From: Arlo Belshee <arlo_at_criticalpath.com>
Date: 2005-01-14 20:08:15 CET

Sorry, I forgot to CC the users list on my previous reply. I'll answer your
questions first, then append the previous note.

 + Server: OS 10.3. Subversion v 1.0.2
 + Client: Win XP, fast hardware, NTFS. 2 Subversion clients (similar
results with each): Tortoise, svn command-line client. Both are the ones for
svn 1.0.2.
 + Access via svn+ssh. Normally with key agents, but using manual password
for timing (so I can tell allocate time to a finer granularity). Total time
similar with keys and passwords.
 + Clients run both virus scanner and firewall (standard corporate config).

I haven't collected the data already, but I can regenerate it, given time.

Before I do so, however, I can give you estimates. Each estimate gives three
times. The first is the time before the client prompts me for my ssh
password. The second is the time performing the operation. The third is the
time starting when the operation states its result and ending when the
client process exits.

I use both tortoise and the command-line clients. The times are similar for
both clients. All operations are done from the root of a tree with around
25K folders and 1.5GB of files.

Operation 1: Update when already up to date: 10 min / 5 sec / 5 min
Operation 2: Commit (changed one 25 byte file, in top dir): 10 min / 10 sec
/ 5 min
Operation 3: Cleanup, after killing an update while it is asking for ssh
password: 5 min

When performed on smaller subtrees, the first and third measurements drop
drastically. I have not performed experiments to determine whether the
durations are due to the number of files (lots) or the number of folders in
the subtree. Timing results are certainly proportional to size of subtree,
but have not measured, so don't know O() for the algorithm.

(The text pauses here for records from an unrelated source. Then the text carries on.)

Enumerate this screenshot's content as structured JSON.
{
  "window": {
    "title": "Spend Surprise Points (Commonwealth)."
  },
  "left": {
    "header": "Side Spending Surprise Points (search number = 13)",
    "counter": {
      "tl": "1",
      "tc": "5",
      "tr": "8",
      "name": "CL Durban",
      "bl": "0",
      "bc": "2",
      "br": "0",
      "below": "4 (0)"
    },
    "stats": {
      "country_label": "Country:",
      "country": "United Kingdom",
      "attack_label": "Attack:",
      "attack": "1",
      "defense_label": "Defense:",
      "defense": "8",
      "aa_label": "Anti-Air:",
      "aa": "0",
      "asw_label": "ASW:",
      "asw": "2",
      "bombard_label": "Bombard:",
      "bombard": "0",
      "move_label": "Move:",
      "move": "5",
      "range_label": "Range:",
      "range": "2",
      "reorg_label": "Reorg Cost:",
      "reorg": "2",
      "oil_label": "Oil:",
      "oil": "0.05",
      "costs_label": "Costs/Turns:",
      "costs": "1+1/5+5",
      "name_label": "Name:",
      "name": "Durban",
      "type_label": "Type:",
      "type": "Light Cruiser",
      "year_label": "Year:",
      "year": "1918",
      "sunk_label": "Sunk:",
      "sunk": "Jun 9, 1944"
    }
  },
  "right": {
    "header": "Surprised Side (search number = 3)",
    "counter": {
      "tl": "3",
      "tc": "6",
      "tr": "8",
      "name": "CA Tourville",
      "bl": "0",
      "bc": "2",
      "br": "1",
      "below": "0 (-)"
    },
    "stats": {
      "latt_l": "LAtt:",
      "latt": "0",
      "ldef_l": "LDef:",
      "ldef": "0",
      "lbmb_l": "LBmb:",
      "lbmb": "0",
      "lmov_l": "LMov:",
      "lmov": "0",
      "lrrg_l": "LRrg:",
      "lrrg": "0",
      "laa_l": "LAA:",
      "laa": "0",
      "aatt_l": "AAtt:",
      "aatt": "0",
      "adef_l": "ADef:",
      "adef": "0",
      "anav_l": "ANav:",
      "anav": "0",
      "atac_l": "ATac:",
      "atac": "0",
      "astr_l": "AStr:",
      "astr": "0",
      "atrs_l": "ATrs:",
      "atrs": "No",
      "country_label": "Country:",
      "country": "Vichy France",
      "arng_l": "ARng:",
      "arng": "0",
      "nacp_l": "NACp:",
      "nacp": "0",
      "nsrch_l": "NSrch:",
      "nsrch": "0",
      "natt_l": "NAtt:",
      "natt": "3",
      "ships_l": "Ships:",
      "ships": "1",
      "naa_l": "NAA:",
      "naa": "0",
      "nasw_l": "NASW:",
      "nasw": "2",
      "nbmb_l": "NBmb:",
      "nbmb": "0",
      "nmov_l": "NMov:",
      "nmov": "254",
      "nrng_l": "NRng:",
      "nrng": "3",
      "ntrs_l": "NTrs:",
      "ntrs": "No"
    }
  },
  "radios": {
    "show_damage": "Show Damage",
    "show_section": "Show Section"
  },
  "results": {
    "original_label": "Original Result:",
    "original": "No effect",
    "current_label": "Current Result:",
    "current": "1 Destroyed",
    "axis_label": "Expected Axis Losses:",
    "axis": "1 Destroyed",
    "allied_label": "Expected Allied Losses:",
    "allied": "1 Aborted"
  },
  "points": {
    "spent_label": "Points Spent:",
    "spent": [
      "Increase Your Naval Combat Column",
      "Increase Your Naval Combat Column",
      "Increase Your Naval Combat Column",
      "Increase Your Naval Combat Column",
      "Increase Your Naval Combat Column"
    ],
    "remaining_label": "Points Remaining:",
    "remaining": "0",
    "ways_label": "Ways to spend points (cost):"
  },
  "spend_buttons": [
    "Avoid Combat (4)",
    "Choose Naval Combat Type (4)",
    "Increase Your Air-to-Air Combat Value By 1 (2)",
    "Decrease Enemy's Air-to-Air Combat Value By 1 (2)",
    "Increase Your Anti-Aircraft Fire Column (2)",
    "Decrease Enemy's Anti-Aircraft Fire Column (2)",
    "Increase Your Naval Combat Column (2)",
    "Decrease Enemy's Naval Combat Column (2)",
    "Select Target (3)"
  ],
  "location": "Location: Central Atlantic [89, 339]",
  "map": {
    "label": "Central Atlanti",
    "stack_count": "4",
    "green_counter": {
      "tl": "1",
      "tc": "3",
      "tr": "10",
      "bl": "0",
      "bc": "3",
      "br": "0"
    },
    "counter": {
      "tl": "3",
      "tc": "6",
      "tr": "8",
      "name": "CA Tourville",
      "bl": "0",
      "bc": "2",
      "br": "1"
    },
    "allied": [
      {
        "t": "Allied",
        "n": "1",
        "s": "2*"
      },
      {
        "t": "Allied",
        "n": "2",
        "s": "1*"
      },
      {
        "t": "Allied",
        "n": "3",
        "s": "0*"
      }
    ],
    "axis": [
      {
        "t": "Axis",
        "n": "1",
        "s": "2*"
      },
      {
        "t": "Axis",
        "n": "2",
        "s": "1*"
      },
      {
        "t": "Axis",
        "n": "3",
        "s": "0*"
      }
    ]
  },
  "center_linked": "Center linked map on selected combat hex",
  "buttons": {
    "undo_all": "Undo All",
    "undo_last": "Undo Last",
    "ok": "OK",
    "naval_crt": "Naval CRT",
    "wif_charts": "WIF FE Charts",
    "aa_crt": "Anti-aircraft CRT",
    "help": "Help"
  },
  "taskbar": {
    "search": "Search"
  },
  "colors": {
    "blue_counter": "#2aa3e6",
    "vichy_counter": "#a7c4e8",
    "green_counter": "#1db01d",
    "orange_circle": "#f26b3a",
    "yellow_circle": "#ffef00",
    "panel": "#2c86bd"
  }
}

Performing the same operations on the same system but with smaller subtrees
(eg, 3 directories & 10 MB of data files) result in times like the
following:

Operation 1: 2 sec / 5 sec / instant
Operation 2: 2 sec / 10 sec / instant
Operation 3: instant

"instant" means too small to measure. May be as long as 1 sec, from time to
time.

Let me know if you want accurate, complete data. It'll take me a while to
generate and record it, so I'd rather not if you can get by without it.

Thanks for looking into this. We chose svn partly for its performance, and
this is the only place where its performance hasn't been all that we
desired. Thanks for producing a good product.

Arlo

-----Original Message-----
From: Erik Huelsmann [mailto:ehuels@gmail.com]
Subject: Re: Svn scaling issue

On 14 Jan 2005 11:37:56 -0600, kfogel@collab.net <kfogel@collab.net> wrote:
> Could you give an exact transcript of the operations you tried, and
> how long they took, and anything else you noticed? I just want to
> make sure this really is the same problem as issue #1452.

Could you also - please - include:

- server platform (hardware / OS)
- client platform (hardware / OS / Filesystem)
- presence of a virusscanner on the client ?
- Subversion version you used
- Server access method (http://, svn://, svn+ssh://)
- any other component relevant to performance?

There are a real large number of variables here. Just stating
'Subversion is slow' is hard to help you with. Even with a transcript.

bye,

Erik.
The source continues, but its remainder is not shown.